Southern Stages: We are really enjoying A Meaningful Connection. Were the songs on this album newer compositions, older ones or a mixture of both?

Bryant: I would say probably only three or four of the songs I was working on right at the end of 2019 and early 2020. Covid had started without us knowing it about the time I started writing for this album. About 75% percent of it was written during lockdown and 100% of it was recorded during lockdown.

Southern Stages: Do you still tweak songs at the 13th hour even after you take them into the studio to record them?

Bryant: At that point, it was like 50-something hour tweaking [laughs]. When you’re at home and doing it yourself, you tend to overthink things anyway and, if you don’t have anything but time on your hands, you’re going to try different versions. I tend to write a song and I hear where I want it go loosely in my head and I just follow that. But there are a couple of songs on the record – like “Fight” – which is a different type of song for me in that I only had the one line “I don’t want to fight anymore” and I just had the riff. I went into the studio and said, “I’m going to see if I can make something out of this.” That song was just made on the fly. I had a couple of songs that I cut off that I thought weren’t just quite good enough.

Southern Stages: It sounds like you’re pretty savvy in the producing and engineering areas.

Bryant: I guess so – I have my own self doubts about it, but I tend to get it done.

Southern Stages: Along those same lines, do you enjoy the process of making records at home instead of being on a budget in a traditional studio with the clock ticking?

Bryant: Yes, and there’s a lot of positives with that but there are also some negatives. For example, I’ve already pretty much written my next album and I’m really missing going into a studio. The thing about going into a studio is having the [scheduled] time – it can be good for you. It forces you to make decisions and it can be more natural. Whereas, when you’re working at home – and I have friends who are producers who work at home and we talk about it a lot – sometimes you just overthink it and you need to get it out of your room because you start to do too much.

Southern Stages: So a deadline can be a good thing.

Bryant: The deadline is crucial.

Southern Stages: Some people say that now is a great time to be an artist given listeners can find your music so easily via Spotify, Youtube, iTunes, satellite radio and other modern outlets. Others say that – for the same reason – it can make it challenging to be found among the crowd. How do you view the current musical climate?

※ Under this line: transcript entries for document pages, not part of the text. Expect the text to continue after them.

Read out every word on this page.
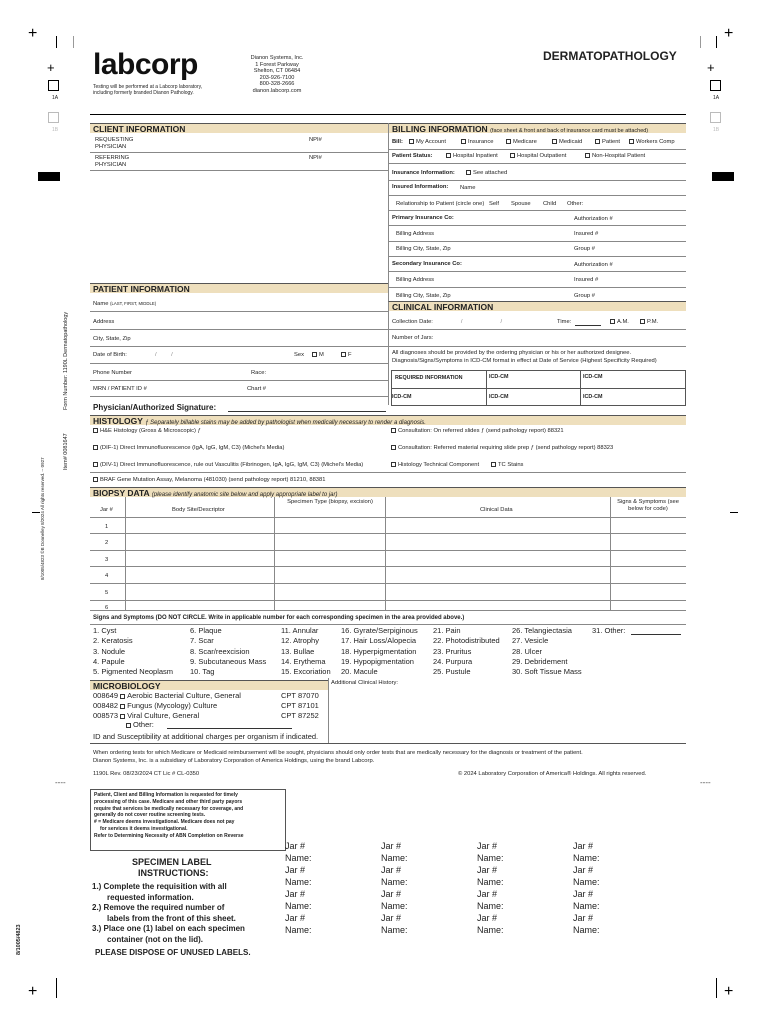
+	+
+	+
+	+
1A	1A
1B	1B
----	----
labcorp
Testing will be performed at a Labcorp laboratory,
including formerly branded Dianon Pathology.
Dianon Systems, Inc.
1 Forest Parkway
Shelton, CT 06484
203-926-7100
800-328-2666
dianon.labcorp.com
DERMATOPATHOLOGY
CLIENT INFORMATION	BILLING INFORMATION (face sheet & front and back of insurance card must be attached)
REQUESTING PHYSICIAN
NPI#
REFERRING PHYSICIAN
NPI#
Bill:	My Account	Insurance	Medicare	Medicaid	Patient	Workers Comp
Patient Status:	Hospital Inpatient	Hospital Outpatient	Non-Hospital Patient
Insurance Information:	See attached
Insured Information: Name
Relationship to Patient (circle one) Self Spouse Child Other:
Primary Insurance Co:	Authorization #
Billing Address	Insured #
Billing City, State, Zip	Group #
Secondary Insurance Co:	Authorization #
Billing Address	Insured #
Billing City, State, Zip	Group #
PATIENT INFORMATION
Name (LAST, FIRST, MIDDLE)
Address
City, State, Zip
Date of Birth:	/         /	Sex	M	F
Phone Number	Race:
MRN / PATIENT ID #	Chart #
CLINICAL INFORMATION
Collection Date:	/	/	Time:	A.M.	P.M.
Number of Jars:
All diagnoses should be provided by the ordering physician or his or her authorized designee.
Diagnosis/Signs/Symptoms in ICD-CM format in effect at Date of Service (Highest Specificity Required)
REQUIRED INFORMATION	ICD-CM	ICD-CM
ICD-CM	ICD-CM	ICD-CM
Physician/Authorized Signature:
HISTOLOGY ƒ Separately billable stains may be added by pathologist when medically necessary to render a diagnosis.
H&E Histology (Gross & Microscopic) ƒ	Consultation: On referred slides ƒ (send pathology report) 88321
(DIF-1) Direct Immunofluorescence (IgA, IgG, IgM, C3) (Michel's Media)	Consultation: Referred material requiring slide prep ƒ (send pathology report) 88323
(DIV-1) Direct Immunofluorescence, rule out Vasculitis (Fibrinogen, IgA, IgG, IgM, C3) (Michel's Media)	Histology Technical Component	TC Stains
BRAF Gene Mutation Assay, Melanoma (481030) (send pathology report) 81210, 88381
BIOPSY DATA (please identify anatomic site below and apply appropriate label to jar)
Jar #	Body Site/Descriptor
Specimen Type (biopsy, excision)
Clinical Data
Signs & Symptoms (see below for code)
1
2
3
4
5
6
Signs and Symptoms (DO NOT CIRCLE. Write in applicable number for each corresponding specimen in the area provided above.)
1. Cyst
2. Keratosis
3. Nodule
4. Papule
5. Pigmented Neoplasm
6. Plaque
7. Scar
8. Scar/reexcision
9. Subcutaneous Mass
10. Tag
11. Annular
12. Atrophy
13. Bullae
14. Erythema
15. Excoriation
16. Gyrate/Serpiginous
17. Hair Loss/Alopecia
18. Hyperpigmentation
19. Hypopigmentation
20. Macule
21. Pain
22. Photodistributed
23. Pruritus
24. Purpura
25. Pustule
26. Telangiectasia
27. Vesicle
28. Ulcer
29. Debridement
30. Soft Tissue Mass
31. Other:
MICROBIOLOGY	Additional Clinical History:
008649 Aerobic Bacterial Culture, General	CPT 87070
008482 Fungus (Mycology) Culture	CPT 87101
008573 Viral Culture, General	CPT 87252
Other:
ID and Susceptibility at additional charges per organism if indicated.
When ordering tests for which Medicare or Medicaid reimbursement will be sought, physicians should only order tests that are medically necessary for the diagnosis or treatment of the patient.
Dianon Systems, Inc. is a subsidiary of Laboratory Corporation of America Holdings, using the brand Labcorp.
1190L Rev. 08/23/2024 CT Lic # CL-0350	© 2024 Laboratory Corporation of America® Holdings. All rights reserved.
Form Number: 1190L Dermatopathology
Item# 0081647
8/1005/4823 ©B Donnelley 8/2024 All rights reserved. -- 0927
8/1005/4823
Patient, Client and Billing Information is requested for timely
processing of this case. Medicare and other third party payors
require that services be medically necessary for coverage, and
generally do not cover routine screening tests.
# = Medicare deems investigational. Medicare does not pay
for services it deems investigational.
Refer to Determining Necessity of ABN Completion on Reverse
SPECIMEN LABEL
INSTRUCTIONS:
1.) Complete the requisition with all
requested information.
2.) Remove the required number of
labels from the front of this sheet.
3.) Place one (1) label on each specimen
container (not on the lid).
PLEASE DISPOSE OF UNUSED LABELS.
Jar #
Name:
Jar #
Name:
Jar #
Name:
Jar #
Name:
Jar #
Name:
Jar #
Name:
Jar #
Name:
Jar #
Name:
Jar #
Name:
Jar #
Name:
Jar #
Name:
Jar #
Name:
Jar #
Name:
Jar #
Name:
Jar #
Name:
Jar #
Name:
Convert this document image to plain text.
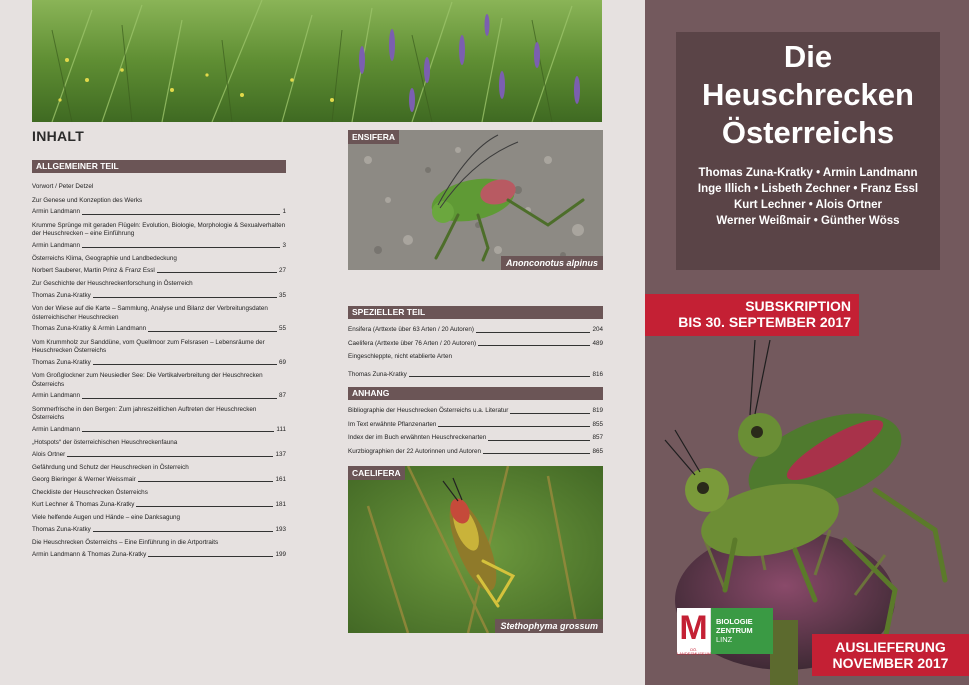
INHALT
ALLGEMEINER TEIL
Vorwort / Peter Detzel
Zur Genese und Konzeption des Werks
Armin Landmann	1
Krumme Sprünge mit geraden Flügeln: Evolution, Biologie, Morphologie & Sexualverhalten der Heuschrecken – eine Einführung
Armin Landmann	3
Österreichs Klima, Geographie und Landbedeckung
Norbert Sauberer, Martin Prinz & Franz Essl	27
Zur Geschichte der Heuschreckenforschung in Österreich
Thomas Zuna-Kratky	35
Von der Wiese auf die Karte – Sammlung, Analyse und Bilanz der Verbreitungsdaten österreichischer Heuschrecken
Thomas Zuna-Kratky & Armin Landmann	55
Vom Krummholz zur Sanddüne, vom Quellmoor zum Felsrasen – Lebensräume der Heuschrecken Österreichs
Thomas Zuna-Kratky	69
Vom Großglockner zum Neusiedler See: Die Vertikalverbreitung der Heuschrecken Österreichs
Armin Landmann	87
Sommerfrische in den Bergen: Zum jahreszeitlichen Auftreten der Heuschrecken Österreichs
Armin Landmann	111
„Hotspots“ der österreichischen Heuschreckenfauna
Alois Ortner	137
Gefährdung und Schutz der Heuschrecken in Österreich
Georg Bieringer & Werner Weissmair	161
Checkliste der Heuschrecken Österreichs
Kurt Lechner & Thomas Zuna-Kratky	181
Viele helfende Augen und Hände – eine Danksagung
Thomas Zuna-Kratky	193
Die Heuschrecken Österreichs – Eine Einführung in die Artportraits
Armin Landmann & Thomas Zuna-Kratky	199
ENSIFERA
Anonconotus alpinus
SPEZIELLER TEIL
Ensifera (Arttexte über 63 Arten / 20 Autoren)	204
Caelifera (Arttexte über 76 Arten / 20 Autoren)	489
Eingeschleppte, nicht etablierte Arten
Thomas Zuna-Kratky	816
ANHANG
Bibliographie der Heuschrecken Österreichs u.a. Literatur	819
Im Text erwähnte Pflanzenarten	855
Index der im Buch erwähnten Heuschreckenarten	857
Kurzbiographien der 22 Autorinnen und Autoren	865
CAELIFERA
Stethophyma grossum
Die
Heuschrecken
Österreichs
Thomas Zuna-Kratky • Armin Landmann
Inge Illich • Lisbeth Zechner • Franz Essl
Kurt Lechner • Alois Ortner
Werner Weißmair • Günther Wöss
SUBSKRIPTION
BIS 30. SEPTEMBER 2017
M
OÖ. LANDESMUSEUM
BIOLOGIE
ZENTRUM
LINZ	AUSLIEFERUNG
NOVEMBER 2017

Bryant: That’s a great question. I guess I agree with both of those points. I really like the fact that anyone can try their hand at it and get it out there. When I was growing up in the ’90s, it wasn’t like that and it was hard to make a demo and burn it on CD and get it in the hands of a label. You can be your own artist now which I think is great. I sell a lot of records and have a lot of fans overseas and I’ve never been there. I have people email me and send me messages from all over Europe and Australia. A friend recently messaged me and said, “Hey, did you know they’re playing you on the radio in Melbourne?” and I said, “No!” [laughs] and I’ve never been there. For the type of artist that I am, it’s a real positive thing and I really love it. It keeps me going.

Southern Stages: Any future plans for Water Liars?

Bryant: We’re pretty much doing our own things now. We still keep up and we talk, but it’s not something that’s on our radar.